Acil durum : Bu makaleyi diğer dillerde yayınladığımız sırada, Polonya istihbarat servisinin koordinatörünün belirttiğine göre yazarı tutuklanarak hapse atıldı [1].

Varşova, 8 ve 9 Temmuz 2016 tarihlerinde Kuzey Atlantik Konseyinin Devlet ve hükümet başkanları zirvesine ev sahipliği yapacak. İttifakın bu 25inci zirvesinin, 2014’te Newport’ta varılan mutabakatı geliştirmesi bekleniyor. Özellikle İttifakın doğu kanadının savunmasını sağlayacak şekilde Doğu Avrupa’da bir Acil Müdahale Gücünün oluşturulması söz konusudur. Polonya Dışişleri Bakanı Witold Waszczykowski, zirve sırasında Polonya topraklarında NATO ve ABD daimi üslerinin kurulmasının duyurulacağını daha şimdiden açıkladı.

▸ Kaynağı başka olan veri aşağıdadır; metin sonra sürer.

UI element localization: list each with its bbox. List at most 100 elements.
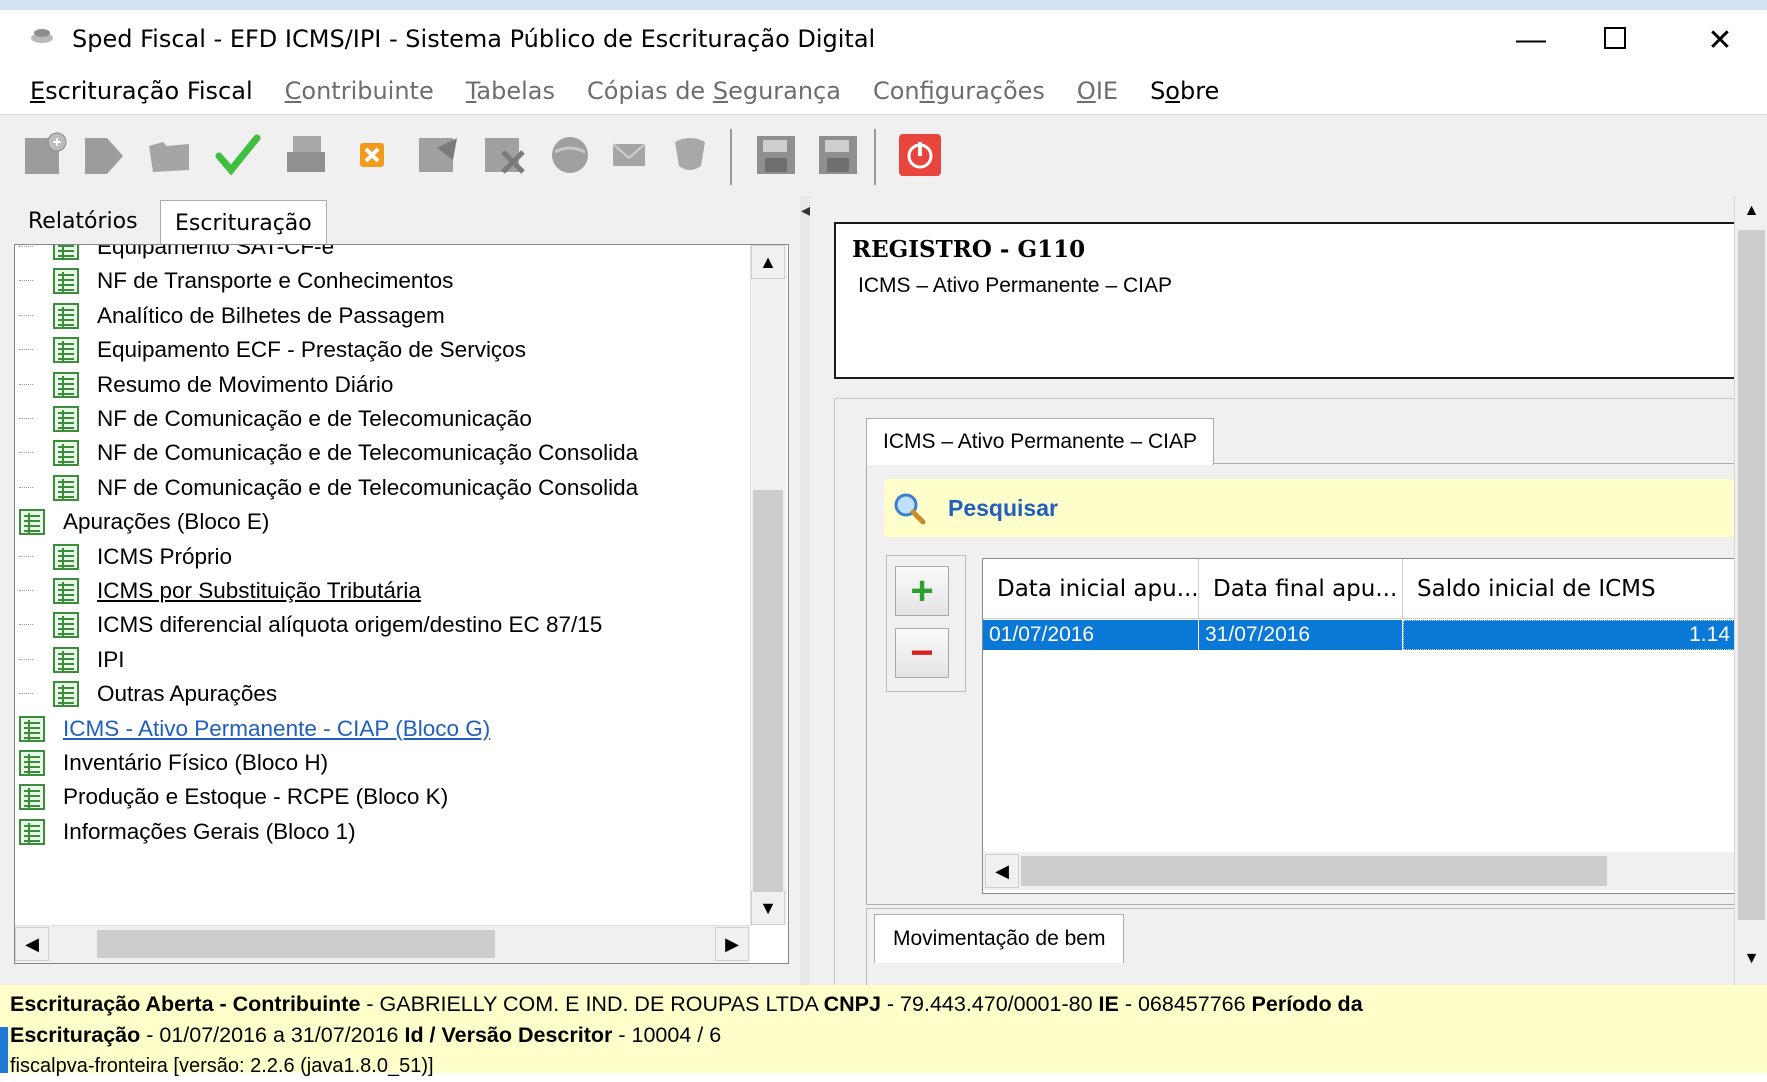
tree-item[interactable]: ICMS diferencial alíquota origem/destino…	[19, 606, 603, 644]
scroll-down-button[interactable]: ▼	[751, 891, 785, 925]
right-vertical-scrollbar[interactable]: ▲ ▼	[1734, 196, 1767, 985]
scroll-thumb[interactable]	[97, 930, 495, 958]
table-icon	[53, 474, 79, 501]
table-cell[interactable]: 01/07/2016	[983, 620, 1199, 650]
remove-button[interactable]: −	[895, 628, 949, 678]
navigation-tree: Equipamento SAT-CF-e NF de Transporte e C…	[14, 244, 789, 964]
signature-remove-icon[interactable]	[474, 125, 534, 185]
scroll-up-button[interactable]: ▲	[751, 245, 785, 279]
tree-item[interactable]: Apurações (Bloco E)	[19, 503, 269, 541]
save-as-icon[interactable]	[808, 125, 868, 185]
menu-item[interactable]: Tabelas	[466, 77, 555, 105]
tree-item[interactable]: NF de Comunicação e de Telecomunicação C…	[19, 434, 638, 472]
table-cell[interactable]: 31/07/2016	[1199, 620, 1403, 650]
menu-item[interactable]: Cópias de Segurança	[587, 77, 841, 105]
tree-item[interactable]: IPI	[19, 641, 125, 679]
check-icon[interactable]	[208, 125, 268, 185]
panel-splitter[interactable]: ◀	[800, 196, 812, 985]
scroll-left-button[interactable]: ◀	[15, 927, 49, 961]
table-icon	[53, 245, 79, 260]
open-folder-icon[interactable]	[140, 125, 200, 185]
scroll-thumb[interactable]	[1738, 230, 1765, 920]
menu-item[interactable]: Configurações	[873, 77, 1045, 105]
scroll-thumb[interactable]	[1021, 856, 1607, 886]
scroll-left-button[interactable]: ◀	[985, 854, 1019, 888]
status-bar: Escrituração Aberta - Contribuinte - GAB…	[0, 985, 1767, 1077]
tree-item[interactable]: ICMS - Ativo Permanente - CIAP (Bloco G)	[19, 710, 490, 748]
column-header[interactable]: Data final apu...	[1199, 559, 1403, 619]
tab-escrituracao[interactable]: Escrituração	[160, 200, 327, 245]
tree-item[interactable]: Produção e Estoque - RCPE (Bloco K)	[19, 778, 448, 816]
delete-icon[interactable]	[342, 125, 402, 185]
scroll-up-button[interactable]: ▲	[1735, 196, 1767, 226]
tree-item-label: Resumo de Movimento Diário	[97, 371, 394, 397]
shield-icon[interactable]	[660, 125, 720, 185]
records-grid: Data inicial apu... Data final apu... Sald…	[982, 558, 1735, 894]
scroll-thumb[interactable]	[753, 490, 783, 922]
tree-item-label: ICMS diferencial alíquota origem/destino…	[97, 612, 603, 638]
signature-icon[interactable]	[408, 125, 468, 185]
tree-item[interactable]: Informações Gerais (Bloco 1)	[19, 813, 356, 851]
tree-item[interactable]: NF de Comunicação e de Telecomunicação	[19, 400, 532, 438]
save-disk-icon[interactable]	[276, 125, 336, 185]
status-key: Escrituração Aberta - Contribuinte	[10, 992, 361, 1016]
close-button[interactable]: ✕	[1675, 12, 1765, 68]
tree-item-label: Outras Apurações	[97, 681, 278, 707]
table-cell[interactable]: 1.14	[1403, 620, 1735, 650]
table-icon	[53, 406, 79, 432]
tree-item[interactable]: NF de Transporte e Conhecimentos	[19, 262, 453, 300]
add-remove-panel: + −	[886, 555, 966, 692]
tree-item[interactable]: Analítico de Bilhetes de Passagem	[19, 297, 445, 335]
tree-connector	[19, 246, 33, 247]
tree-item[interactable]: Outras Apurações	[19, 675, 278, 713]
tree-connector	[19, 349, 33, 351]
status-line-1: Escrituração Aberta - Contribuinte - GAB…	[10, 989, 1363, 1020]
save-icon[interactable]	[746, 125, 806, 185]
status-value: - 01/07/2016 a 31/07/2016	[140, 1023, 405, 1047]
status-value: - GABRIELLY COM. E IND. DE ROUPAS LTDA	[360, 992, 824, 1016]
tree-horizontal-scrollbar[interactable]: ◀ ▶	[15, 925, 750, 963]
minimize-button[interactable]: —	[1486, 12, 1576, 68]
search-label: Pesquisar	[948, 494, 1058, 521]
menu-item[interactable]: Escrituração Fiscal	[30, 77, 253, 105]
tree-item[interactable]: NF de Comunicação e de Telecomunicação C…	[19, 469, 638, 507]
tree-connector	[19, 658, 33, 660]
menu-item[interactable]: Sobre	[1150, 77, 1219, 105]
grid-horizontal-scrollbar[interactable]: ◀	[983, 852, 1735, 890]
tree-item[interactable]: ICMS por Substituição Tributária	[19, 572, 421, 610]
toolbar	[0, 114, 1767, 198]
scroll-right-button[interactable]: ▶	[715, 927, 749, 961]
column-header[interactable]: Saldo inicial de ICMS	[1403, 559, 1735, 619]
mail-icon[interactable]	[600, 125, 660, 185]
menu-item[interactable]: Contribuinte	[285, 77, 434, 105]
next-icon[interactable]	[74, 125, 134, 185]
status-key: Escrituração	[10, 1023, 141, 1047]
tree-item[interactable]: Resumo de Movimento Diário	[19, 366, 394, 404]
tree-vertical-scrollbar[interactable]: ▲ ▼	[750, 245, 787, 925]
tree-item[interactable]: Equipamento ECF - Prestação de Serviços	[19, 331, 526, 369]
tree-item[interactable]: ICMS Próprio	[19, 538, 232, 576]
table-icon	[53, 543, 79, 570]
status-value: - 79.443.470/0001-80	[880, 992, 1099, 1016]
tab-movimentacao[interactable]: Movimentação de bem	[874, 914, 1125, 963]
tree-item[interactable]: Inventário Físico (Bloco H)	[19, 744, 328, 782]
tree-item-label: Informações Gerais (Bloco 1)	[63, 818, 356, 844]
new-icon[interactable]	[14, 125, 74, 185]
maximize-button[interactable]	[1570, 12, 1660, 68]
tab-relatorios[interactable]: Relatórios	[14, 200, 152, 242]
menu-item[interactable]: OIE	[1077, 77, 1118, 105]
table-icon	[19, 818, 45, 845]
tree-item-label: NF de Comunicação e de Telecomunicação	[97, 406, 532, 431]
tree-item-label: IPI	[97, 646, 125, 672]
power-icon[interactable]	[890, 125, 950, 185]
tree-item-label: Produção e Estoque - RCPE (Bloco K)	[63, 784, 449, 810]
minus-icon: −	[910, 630, 934, 675]
scroll-down-button[interactable]: ▼	[1735, 944, 1767, 974]
column-header[interactable]: Data inicial apu...	[983, 559, 1199, 619]
tab-ciap[interactable]: ICMS – Ativo Permanente – CIAP	[866, 418, 1214, 465]
globe-icon[interactable]	[540, 125, 600, 185]
search-bar[interactable]: Pesquisar	[884, 479, 1734, 537]
add-button[interactable]: +	[895, 566, 949, 616]
table-icon	[19, 715, 45, 742]
tree-connector	[19, 452, 33, 454]
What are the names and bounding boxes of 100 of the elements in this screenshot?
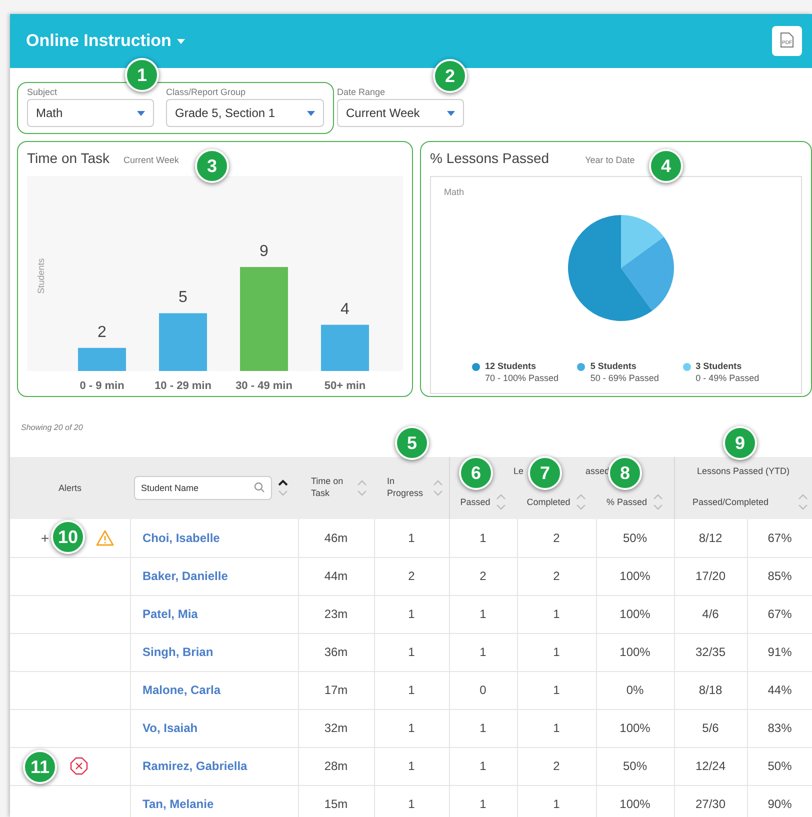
- table-cell: 46m: [324, 530, 348, 545]
- table-cell: 90%: [768, 797, 792, 811]
- table-cell: 91%: [768, 645, 792, 659]
- table-cell: 2: [480, 569, 486, 583]
- search-field[interactable]: Student Name: [134, 476, 272, 500]
- table-cell: 36m: [324, 645, 348, 659]
- table-cell: 85%: [768, 569, 792, 583]
- student-link[interactable]: Patel, Mia: [142, 607, 198, 621]
- sort-icon[interactable]: [278, 479, 288, 497]
- card-title: Time on Task: [27, 150, 110, 166]
- table-cell: 17m: [324, 683, 348, 697]
- category-label: 0 - 9 min: [80, 380, 124, 392]
- table-cell: 44m: [324, 569, 348, 583]
- bar: [159, 313, 207, 371]
- table-cell: 50%: [768, 759, 792, 773]
- table-cell: 1: [480, 530, 486, 545]
- table-cell: 67%: [768, 530, 792, 545]
- table-cell: 1: [480, 607, 486, 621]
- table-cell: 0%: [626, 683, 644, 697]
- bar-value: 9: [260, 243, 268, 260]
- table-cell: 1: [553, 607, 560, 621]
- bar-value: 4: [340, 300, 350, 318]
- search-icon[interactable]: [254, 482, 265, 493]
- group-header: Le: [513, 466, 524, 476]
- caret-icon[interactable]: [177, 38, 186, 44]
- column-header: Passed: [460, 497, 490, 507]
- table-cell: 1: [408, 683, 415, 697]
- table-cell: 1: [408, 721, 415, 735]
- table-cell: 1: [480, 721, 486, 735]
- group-header: Lessons Passed (YTD): [697, 466, 790, 476]
- legend-range: 70 - 100% Passed: [485, 373, 559, 383]
- student-link[interactable]: Choi, Isabelle: [142, 530, 220, 545]
- table-cell: 50%: [622, 759, 648, 773]
- student-link[interactable]: Ramirez, Gabriella: [142, 759, 248, 773]
- table-cell: 8/12: [698, 530, 722, 545]
- table-cell: 1: [408, 797, 415, 811]
- result-count: Showing 20 of 20: [21, 423, 83, 432]
- filter-label: Date Range: [337, 87, 386, 97]
- error-icon[interactable]: [70, 757, 88, 775]
- bar: [321, 324, 369, 371]
- table-cell: 2: [553, 569, 560, 583]
- table-cell: 27/30: [696, 797, 726, 811]
- table-cell: 23m: [324, 607, 348, 621]
- table-cell: 1: [553, 645, 560, 659]
- table-cell: 50%: [622, 530, 648, 545]
- table-cell: 28m: [324, 759, 348, 773]
- table-cell: 12/24: [696, 759, 726, 773]
- table-cell: 2: [553, 759, 560, 773]
- table-cell: 4/6: [702, 607, 719, 621]
- category-label: 10 - 29 min: [154, 380, 212, 392]
- table-cell: 100%: [620, 645, 650, 659]
- table-cell: 15m: [324, 797, 348, 811]
- table-cell: 32m: [324, 721, 348, 735]
- student-link[interactable]: Tan, Melanie: [142, 797, 214, 811]
- table-cell: 1: [408, 645, 415, 659]
- table-cell: 8/18: [698, 683, 722, 697]
- table-cell: 1: [553, 797, 560, 811]
- legend-range: 0 - 49% Passed: [696, 373, 760, 383]
- expand-button[interactable]: +: [40, 530, 50, 546]
- table-cell: 0: [480, 683, 486, 697]
- table-cell: 32/35: [696, 645, 726, 659]
- dropdown[interactable]: Math: [27, 99, 154, 127]
- legend-range: 50 - 69% Passed: [590, 373, 659, 383]
- column-header: Completed: [526, 497, 570, 507]
- table-cell: 2: [408, 569, 415, 583]
- caret-icon: [137, 110, 145, 116]
- filter-label: Class/Report Group: [166, 87, 247, 97]
- category-label: 50+ min: [324, 380, 366, 392]
- student-link[interactable]: Singh, Brian: [142, 645, 214, 659]
- table-cell: 5/6: [702, 721, 719, 735]
- table-cell: 1: [480, 797, 486, 811]
- caret-icon: [307, 110, 315, 116]
- table-cell: 44%: [768, 683, 792, 697]
- bar-value: 5: [178, 289, 188, 306]
- card-subtitle: Year to Date: [585, 155, 635, 165]
- caret-icon: [447, 110, 455, 116]
- table-cell: 67%: [768, 607, 792, 621]
- table-cell: 2: [553, 530, 560, 545]
- dropdown[interactable]: Current Week: [337, 99, 464, 127]
- student-link[interactable]: Vo, Isaiah: [142, 721, 198, 735]
- category-label: 30 - 49 min: [236, 380, 292, 392]
- card-title: % Lessons Passed: [430, 150, 550, 166]
- bar: [78, 348, 126, 371]
- table-cell: 1: [408, 530, 415, 545]
- table-cell: 100%: [620, 721, 650, 735]
- bar-value: 2: [98, 324, 106, 341]
- student-link[interactable]: Malone, Carla: [142, 683, 221, 697]
- table-cell: 1: [480, 645, 486, 659]
- filter-label: Subject: [27, 87, 58, 97]
- student-link[interactable]: Baker, Danielle: [142, 569, 228, 583]
- axis-label: Students: [36, 258, 46, 294]
- column-header: Time on Task: [311, 476, 344, 500]
- table-cell: 1: [480, 759, 486, 773]
- warning-icon[interactable]: [96, 530, 114, 546]
- table-cell: 1: [553, 721, 560, 735]
- dropdown[interactable]: Grade 5, Section 1: [166, 99, 324, 127]
- file-icon: [780, 32, 794, 48]
- legend-count: 3 Students: [696, 361, 743, 371]
- table-cell: 1: [408, 607, 415, 621]
- page-title[interactable]: Online Instruction: [26, 31, 172, 51]
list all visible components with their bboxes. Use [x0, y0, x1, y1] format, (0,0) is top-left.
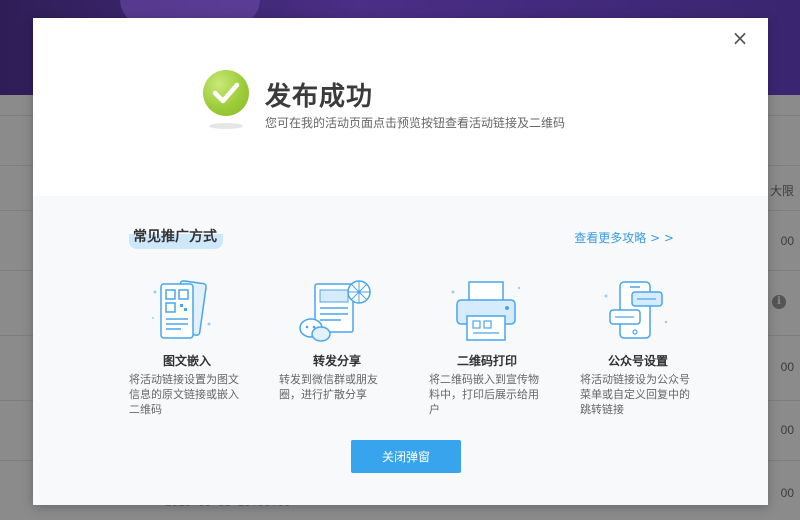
qr-document-icon — [127, 278, 247, 348]
promotion-section: 常见推广方式 查看更多攻略 > > 图文嵌入 将活动链接设置为图文信息的原文链接… — [33, 196, 768, 505]
promo-method-description: 将活动链接设为公众号菜单或自定义回复中的跳转链接 — [580, 373, 690, 416]
background-cell: 00 — [780, 423, 794, 437]
promo-method-description: 将二维码嵌入到宣传物料中，打印后展示给用户 — [429, 373, 539, 416]
promo-method-name: 二维码打印 — [456, 354, 517, 368]
promo-method-name: 公众号设置 — [607, 354, 668, 368]
background-cell: 00 — [780, 486, 794, 500]
background-column-header: 大限 — [769, 184, 794, 198]
promo-method-description: 将活动链接设置为图文信息的原文链接或嵌入二维码 — [129, 373, 239, 416]
more-tips-link[interactable]: 查看更多攻略 > > — [574, 229, 674, 246]
info-icon: i — [772, 295, 786, 309]
promo-method-description: 转发到微信群或朋友圈，进行扩散分享 — [279, 373, 378, 401]
background-cell: 00 — [780, 360, 794, 374]
success-description: 您可在我的活动页面点击预览按钮查看活动链接及二维码 — [265, 116, 566, 130]
publish-success-modal: × 发布成功 您可在我的活动页面点击预览按钮查看活动链接及二维码 常见推广方式 … — [33, 18, 768, 505]
phone-chat-icon — [578, 278, 698, 348]
promotion-section-title: 常见推广方式 — [129, 224, 223, 249]
promo-method-name: 转发分享 — [312, 354, 361, 368]
success-title: 发布成功 — [265, 82, 374, 112]
promo-method-official-account: 公众号设置 将活动链接设为公众号菜单或自定义回复中的跳转链接 — [578, 278, 698, 417]
share-chat-icon — [277, 278, 397, 348]
background-cell: 00 — [780, 234, 794, 248]
close-icon[interactable]: × — [730, 28, 750, 48]
promo-method-qr-print: 二维码打印 将二维码嵌入到宣传物料中，打印后展示给用户 — [427, 278, 547, 417]
promo-method-share: 转发分享 转发到微信群或朋友圈，进行扩散分享 — [277, 278, 397, 402]
close-modal-button[interactable]: 关闭弹窗 — [351, 440, 461, 473]
promo-method-article-embed: 图文嵌入 将活动链接设置为图文信息的原文链接或嵌入二维码 — [127, 278, 247, 417]
printer-icon — [427, 278, 547, 348]
promo-method-name: 图文嵌入 — [162, 354, 211, 368]
success-icon-shadow — [209, 123, 243, 129]
success-check-icon — [203, 70, 249, 116]
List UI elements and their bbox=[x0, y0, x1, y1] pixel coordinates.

Zirveye 2 500 katılımcının ve 1 500 gazetecinin izlemesi bekleniyor. Varşova’nın merkezinde yer alan ulusal stadyuma toplantı için el konuldu. Terörist tehditlere karşı koymak ve muhalif siyasi partilerin zirve sırasında düzenleyeceklerini duyurdukları protesto gösterilerini önlemek üzere güvenlik önlemleri arttırıldı.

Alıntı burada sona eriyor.